6 Related party transactions
Transactions between the Company and its subsidiaries, which are related parties of the Company, have been eliminated on consolidation and are not disclosed in this note. Details of transactions between the Company and other related parties are described below.
Alex Halliday and Steve Hardman are directors of SocialGO™ and were among the vendors of Get On With It Limited. Prior to the acquisition in January 2010, Get On With It Ltd had the contract to complete the development of SocialGO™ and provide ongoing development support. £nil (2009 H1: £251,225) was due under this agreement in the period. At 30 September 2010 and 31 March 2010, £nil (2009: £126,674) was outstanding. Alex Halliday received 5,526,316 warrants and 14,190,789 deferred warrants and Steve Hardman received 4,912,281 warrants and 12,614,035 deferred warrants in the year as part of the consideration for GOWIT.
During the year to 31 March 2010 the Company entered into a consultancy agreement with Bentworth Holdings Ltd, the consideration for which is 15,000,000 share options, exercisable between 1 and 5 years. The share based payment charge relating to these options in the period to 30 September 2010 was £26,676 (2009 H1: Nil). In a separate agreement, so long as it holds not less than 4 per cent of the issued share capital of the Company, Bentworth Holdings Ltd is entitles to appoint a non-executive director to the Board of SocialGO™, subject to approval by the Board and the Company's nominated adviser. The non-executive director appointed was Vikrant Bhargava. Vikrant Bhargava is the founder of and holds an indirect beneficial interest in Veddis Ventures, which is the trading name of Bentworth Holdings Ltd. At 30 September 2010, Veddis Ventures held 8,252,873 warrants (2009 H1: Nil).
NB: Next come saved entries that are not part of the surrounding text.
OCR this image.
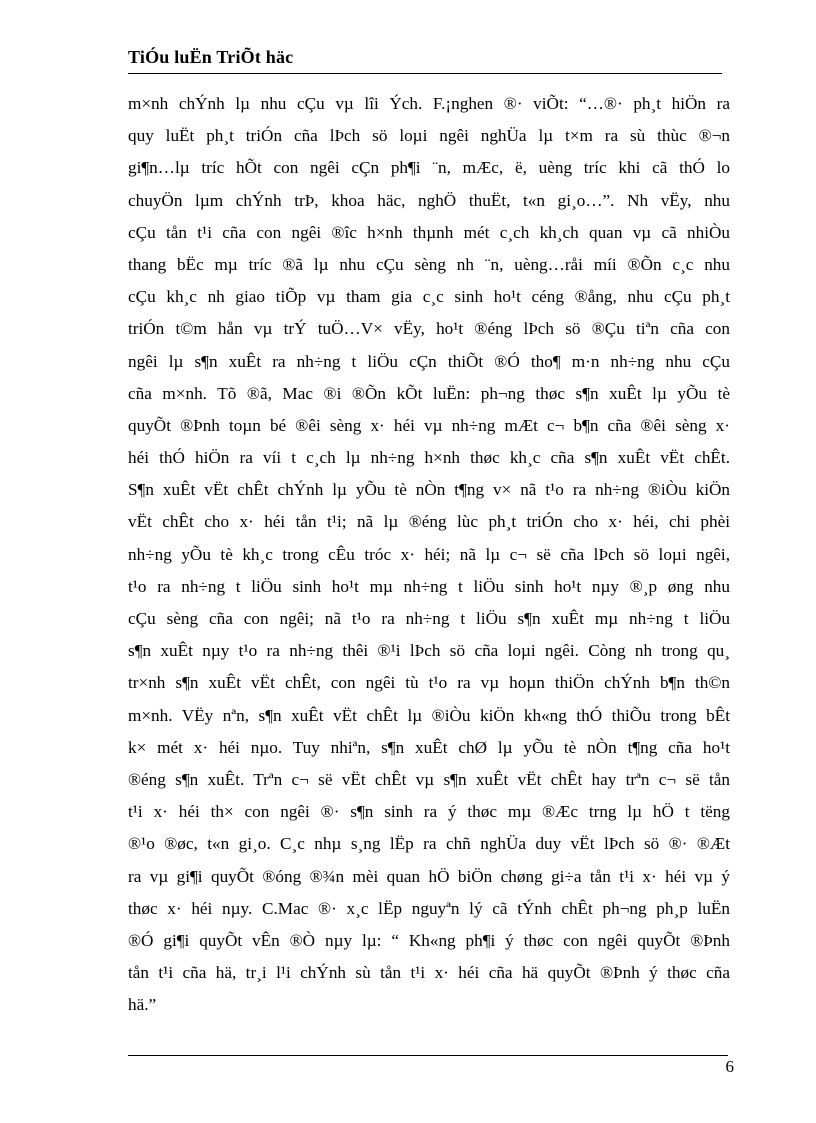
TiÓu luËn TriÕt häc
m×nh chÝnh lµ nhu cÇu vµ lîi Ých. F.¡nghen ®· viÕt: “…®· ph¸t hiÖn ra
quy luËt ph¸t triÓn cña lÞch sö loµi ngêi nghÜa lµ t×m ra sù thùc ®¬n
gi¶n…lµ tríc hÕt con ngêi cÇn ph¶i ¨n, mÆc, ë, uèng tríc khi cã thÓ lo
chuyÖn lµm chÝnh trÞ, khoa häc, nghÖ thuËt, t«n gi¸o…”. Nh vËy, nhu
cÇu tån t¹i cña con ngêi ®îc h×nh thµnh mét c¸ch kh¸ch quan vµ cã nhiÒu
thang bËc mµ tríc ®ã lµ nhu cÇu sèng nh ¨n, uèng…råi míi ®Õn c¸c nhu
cÇu kh¸c nh giao tiÕp vµ tham gia c¸c sinh ho¹t céng ®ång, nhu cÇu ph¸t
triÓn t©m hån vµ trÝ tuÖ…V× vËy, ho¹t ®éng lÞch sö ®Çu tiªn cña con
ngêi lµ s¶n xuÊt ra nh÷ng t liÖu cÇn thiÕt ®Ó tho¶ m·n nh÷ng nhu cÇu
cña m×nh. Tõ ®ã, Mac ®i ®Õn kÕt luËn: ph¬ng thøc s¶n xuÊt lµ yÕu tè
quyÕt ®Þnh toµn bé ®êi sèng x· héi vµ nh÷ng mÆt c¬ b¶n cña ®êi sèng x·
héi thÓ hiÖn ra víi t c¸ch lµ nh÷ng h×nh thøc kh¸c cña s¶n xuÊt vËt chÊt.
S¶n xuÊt vËt chÊt chÝnh lµ yÕu tè nÒn t¶ng v× nã t¹o ra nh÷ng ®iÒu kiÖn
vËt chÊt cho x· héi tån t¹i; nã lµ ®éng lùc ph¸t triÓn cho x· héi, chi phèi
nh÷ng yÕu tè kh¸c trong cÊu tróc x· héi; nã lµ c¬ së cña lÞch sö loµi ngêi,
t¹o ra nh÷ng t liÖu sinh ho¹t mµ nh÷ng t liÖu sinh ho¹t nµy ®¸p øng nhu
cÇu sèng cña con ngêi; nã t¹o ra nh÷ng t liÖu s¶n xuÊt mµ nh÷ng t liÖu
s¶n xuÊt nµy t¹o ra nh÷ng thêi ®¹i lÞch sö cña loµi ngêi. Còng nh trong qu¸
tr×nh s¶n xuÊt vËt chÊt, con ngêi tù t¹o ra vµ hoµn thiÖn chÝnh b¶n th©n
m×nh. VËy nªn, s¶n xuÊt vËt chÊt lµ ®iÒu kiÖn kh«ng thÓ thiÕu trong bÊt
k× mét x· héi nµo. Tuy nhiªn, s¶n xuÊt chØ lµ yÕu tè nÒn t¶ng cña ho¹t
®éng s¶n xuÊt. Trªn c¬ së vËt chÊt vµ s¶n xuÊt vËt chÊt hay trªn c¬ së tån
t¹i x· héi th× con ngêi ®· s¶n sinh ra ý thøc mµ ®Æc trng lµ hÖ t tëng
®¹o ®øc, t«n gi¸o. C¸c nhµ s¸ng lËp ra chñ nghÜa duy vËt lÞch sö ®· ®Æt
ra vµ gi¶i quyÕt ®óng ®¾n mèi quan hÖ biÖn chøng gi÷a tån t¹i x· héi vµ ý
thøc x· héi nµy. C.Mac ®· x¸c lËp nguyªn lý cã tÝnh chÊt ph¬ng ph¸p luËn
®Ó gi¶i quyÕt vÊn ®Ò nµy lµ: “ Kh«ng ph¶i ý thøc con ngêi quyÕt ®Þnh
tån t¹i cña hä, tr¸i l¹i chÝnh sù tån t¹i x· héi cña hä quyÕt ®Þnh ý thøc cña
hä.”
6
Warrants, including those that are deferred, held by Directors at 30 September 2010, totalled 54,112,368 (2009 H1: 15,368,947), with Alex Halliday holding 22,659,841 (2009 H1: 2,842,736); Dominic Wheatley 8,700,000 (2009: 8,000,000); Ian Livingstone 2,500,000 (2009: 2,000,000); and Steve Hardman 20,252,527 (2009: 2,526,211).
SocialGO plc
Notes forming part of the financial statements for the period ended 30 September 2010 (Continued)
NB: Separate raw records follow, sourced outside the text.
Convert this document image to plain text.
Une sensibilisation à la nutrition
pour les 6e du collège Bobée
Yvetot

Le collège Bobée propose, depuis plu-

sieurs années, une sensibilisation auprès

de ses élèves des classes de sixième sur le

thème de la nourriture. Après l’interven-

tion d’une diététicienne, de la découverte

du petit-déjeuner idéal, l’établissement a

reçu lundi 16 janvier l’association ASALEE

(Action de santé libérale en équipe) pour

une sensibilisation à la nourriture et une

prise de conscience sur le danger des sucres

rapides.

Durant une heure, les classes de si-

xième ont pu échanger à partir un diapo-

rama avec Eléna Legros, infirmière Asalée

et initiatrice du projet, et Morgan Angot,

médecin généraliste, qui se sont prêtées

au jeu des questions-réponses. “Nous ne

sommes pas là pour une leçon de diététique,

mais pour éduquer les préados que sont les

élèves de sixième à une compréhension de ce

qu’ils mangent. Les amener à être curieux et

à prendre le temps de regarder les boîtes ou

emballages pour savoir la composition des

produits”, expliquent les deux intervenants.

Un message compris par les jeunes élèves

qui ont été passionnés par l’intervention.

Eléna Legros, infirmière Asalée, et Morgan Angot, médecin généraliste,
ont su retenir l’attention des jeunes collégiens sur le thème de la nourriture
__________________________________________________________________________________________
6 Related party transactions (Continued)
Some costs including US server fees are paid for by Directors, when this occurs Directors are reimbursed via expenses. At 30 September 2010, £7,541 (2009 H1: Nil) was outstanding to Dominic Wheatley and £1,451 (2009 H1: Nil) to Brett Morris.
7 Events after the balance sheet date
After the balance sheet date, on 3 November 2010 the Company announced it had raised £200,000 from the issue of 16,000,000 new Ordinary 1p shares at 1.25p per share and on 19 November 2010 issued 4,000,000 new Ordinary Shares at a price of 1.25p to Canaccord Genuity Limited.